Informations générales
Date Vers 389 à 386 av. J.-C.[N 1]
Lieu Étrurie méridionale
Issue Aucun autre combat opposant les Romains aux Étrusques jusqu'en 358 av. J.-C. Guerre romano-étrusque (358 - 351)
Belligérants
République romaine Cités étrusques

La guerre romano-étrusque de 389 à 386 av. J.-C. est un conflit opposant la République romaine à certaines cités étrusques.

L'exactitude de tous les faits rapportés par les annalistes antiques est remise en question par les historiens modernes.

Contexte[modifier | modifier le code]

Les épisodes des guerres romano-étrusques du Ve siècle av. J.-C. contre Véies jusqu'à la prise de Volsinies en 264 av. J.-C. sont des évènements historiques principalement connus par l'historiographie romaine, en particulier Tite-Live, et la recherche archéologique vient parfois confirmer certains évènements[1]. L'historien romain a tendance à minimiser les revers subis par les Romains alors qu'il détaille davantage les victoires.

La durée des affrontements entre Romains et Étrusques, qui s'étendent sur plus de deux siècles, témoigne de la difficulté pour Rome à vaincre des Étrusques qui se montrent cependant désordonnés et désunis pour lutter[2]. Chaque cité étrusque mène sa propre politique et on dénote pendant ces deux siècles une absence de cohésion au sein de la ligue étrusque[3],[4].

Au Ve siècle av. J.-C., une première guerre opposant Rome et Véies se termine par un statu quo en 474 av. J.-C. suivi d'une trêve de quarante ans[3]. La célèbre bataille du Crémère en 477 av. J.-C. est un épisode de ce conflit[5]. En 438 av. J.-C., commence une deuxième guerre qui voit Fidènes tombée aux mains des Romains vers 425 av. J.-C. Enfin, vers 408 av. J.-C., éclate la dernière guerre entre les deux cités. En 396 av. J.-C., Véies est prise par l'armée romaine menée par Camille. La chute de Véies au sud de l’Étrurie se produit au même moment que la perte de l'Étrurie padane au nord face à l'invasion celtique : il s'agit là de deux coups durs pour la puissance étrusque[6],[4].

En 395 av. J.-C., peu de temps après la chute de Véies, les Romains s'emparent de Sutrium et de Nepete, d'anciennes places fortes étrusques situées en terres falisques[7]. Les Capénates, peuple italique situé non loin de Faléries, passent aussi sous domination romaine[8].

Les cités étrusques de Volsinies, de Vulci et de Tarquinia se trouvent dorénavant en contact ou non loin de la puissance romaine. Alors que ces cités ne se sont que senties très peu concernées par la guerre entre Rome et Véies, elles semblent dorénavant réagir. Des raids de Volsiniens sont notés par Tite-Live en 392 et 391 av. J.-C.[9] Quant à Caeré, qui est venue en aide aux Romains lors du sac de Rome de 390 av. J.-C., elle se voit octroyer par Rome le droit d'hospitalité et choisit une attitude neutre, voire l'alliance, avec Rome dans les premières décennies qui suivent ce premier raid gaulois[10]. Il s'agit peut-être d'une alliance maritime, Caeré ayant besoin du bois du Latium pour sa flotte et les deux cités cherchent peut-être à enrayer l'avancée syracusaine, menée par le tyran Denys l'Ancien, en ce début de IVe siècle av. J.-C.[11] Clusium entretient aussi des rapports d'amitié avec Rome depuis un siècle[12].

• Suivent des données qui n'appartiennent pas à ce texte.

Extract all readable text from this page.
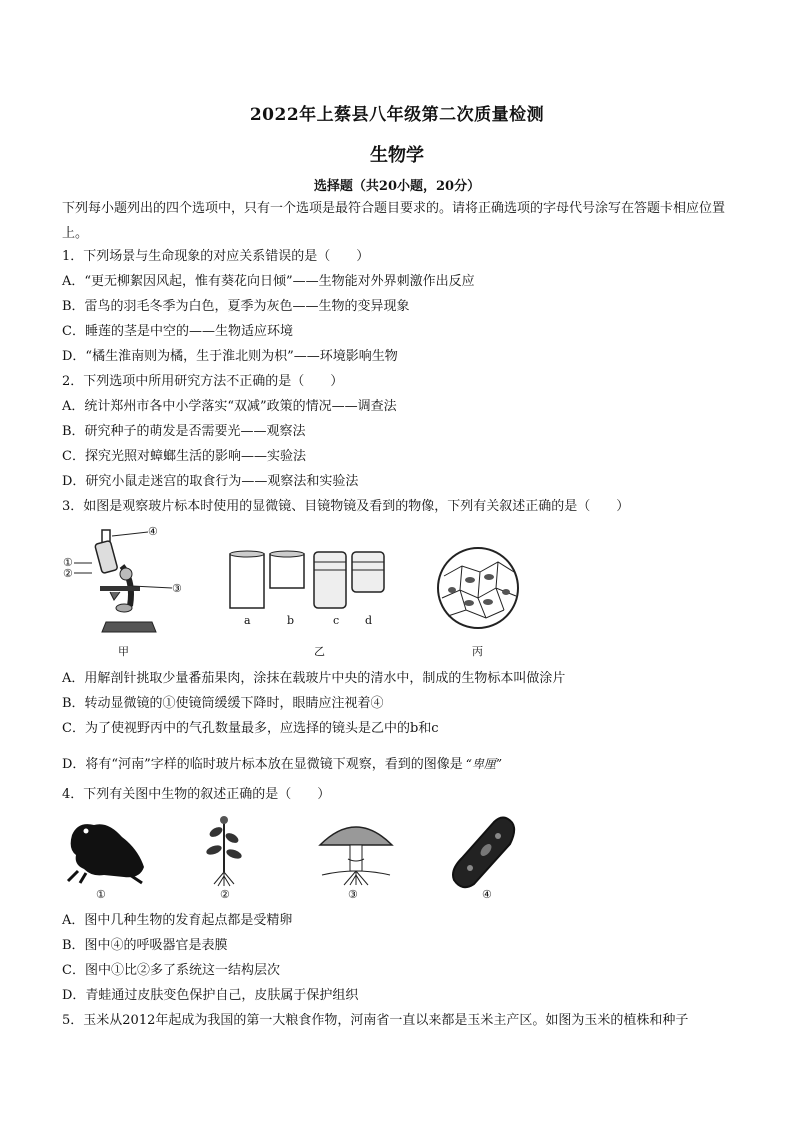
2022年上蔡县八年级第二次质量检测
生物学
选择题（共20小题，20分）
下列每小题列出的四个选项中，只有一个选项是最符合题目要求的。请将正确选项的字母代号涂写在答题卡相应位置上。
1．下列场景与生命现象的对应关系错误的是（　　）
A．“更无柳絮因风起，惟有葵花向日倾”——生物能对外界刺激作出反应
B．雷鸟的羽毛冬季为白色，夏季为灰色——生物的变异现象
C．睡莲的茎是中空的——生物适应环境
D．“橘生淮南则为橘，生于淮北则为枳”——环境影响生物
2．下列选项中所用研究方法不正确的是（　　）
A．统计郑州市各中小学落实“双减”政策的情况——调查法
B．研究种子的萌发是否需要光——观察法
C．探究光照对蟑螂生活的影响——实验法
D．研究小鼠走迷宫的取食行为——观察法和实验法
3．如图是观察玻片标本时使用的显微镜、目镜物镜及看到的物像，下列有关叙述正确的是（　　）
④
①
②
③
甲
a	b	c d
乙	丙
A．用解剖针挑取少量番茄果肉，涂抹在载玻片中央的清水中，制成的生物标本叫做涂片
B．转动显微镜的①使镜筒缓缓下降时，眼睛应注视着④
C．为了使视野丙中的气孔数量最多，应选择的镜头是乙中的b和c
D．将有“河南”字样的临时玻片标本放在显微镜下观察，看到的图像是 “卑厘”
4．下列有关图中生物的叙述正确的是（　　）
①	②	③	④
A．图中几种生物的发育起点都是受精卵
B．图中④的呼吸器官是表膜
C．图中①比②多了系统这一结构层次
D．青蛙通过皮肤变色保护自己，皮肤属于保护组织
5．玉米从2012年起成为我国的第一大粮食作物，河南省一直以来都是玉米主产区。如图为玉米的植株和种子
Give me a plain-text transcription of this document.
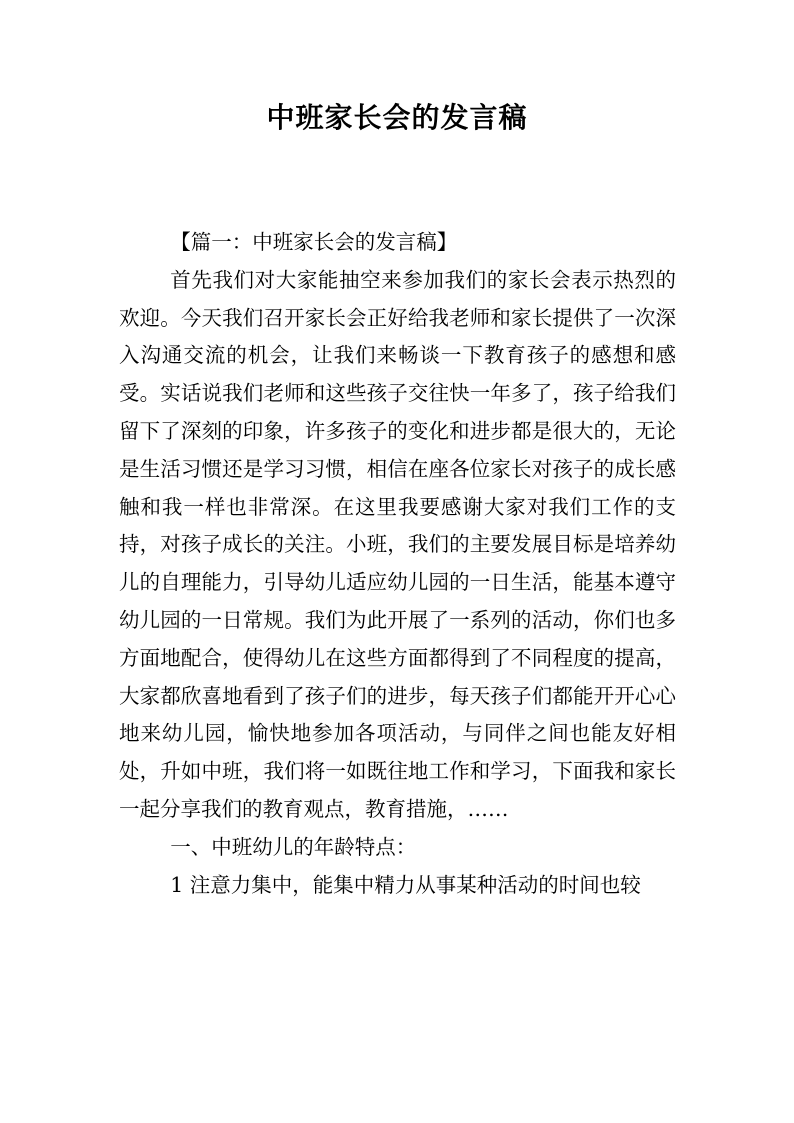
中班家长会的发言稿

【篇一：中班家长会的发言稿】

首先我们对大家能抽空来参加我们的家长会表示热烈的欢迎。今天我们召开家长会正好给我老师和家长提供了一次深入沟通交流的机会，让我们来畅谈一下教育孩子的感想和感受。实话说我们老师和这些孩子交往快一年多了，孩子给我们留下了深刻的印象，许多孩子的变化和进步都是很大的，无论是生活习惯还是学习习惯，相信在座各位家长对孩子的成长感触和我一样也非常深。在这里我要感谢大家对我们工作的支持，对孩子成长的关注。小班，我们的主要发展目标是培养幼儿的自理能力，引导幼儿适应幼儿园的一日生活，能基本遵守幼儿园的一日常规。我们为此开展了一系列的活动，你们也多方面地配合，使得幼儿在这些方面都得到了不同程度的提高，大家都欣喜地看到了孩子们的进步，每天孩子们都能开开心心地来幼儿园，愉快地参加各项活动，与同伴之间也能友好相处，升如中班，我们将一如既往地工作和学习，下面我和家长一起分享我们的教育观点，教育措施，……

一、中班幼儿的年龄特点：

1 注意力集中，能集中精力从事某种活动的时间也较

Carte de l'Étrurie méridionale et du nord du Latium au lendemain du sac de Rome de 390[N 1].
Légende des couleurs des cités et des colonies :

Les sources antiques rapportent que l'année qui suit le sac de Rome, les Étrusques, mais aussi les Volsques et les Èques, lèvent des armées pour porter le coup fatal à Rome, tandis que les Latins et les Herniques font défection et abandonnent leur alliance avec Rome[a 1],[a 2],[a 3],[11].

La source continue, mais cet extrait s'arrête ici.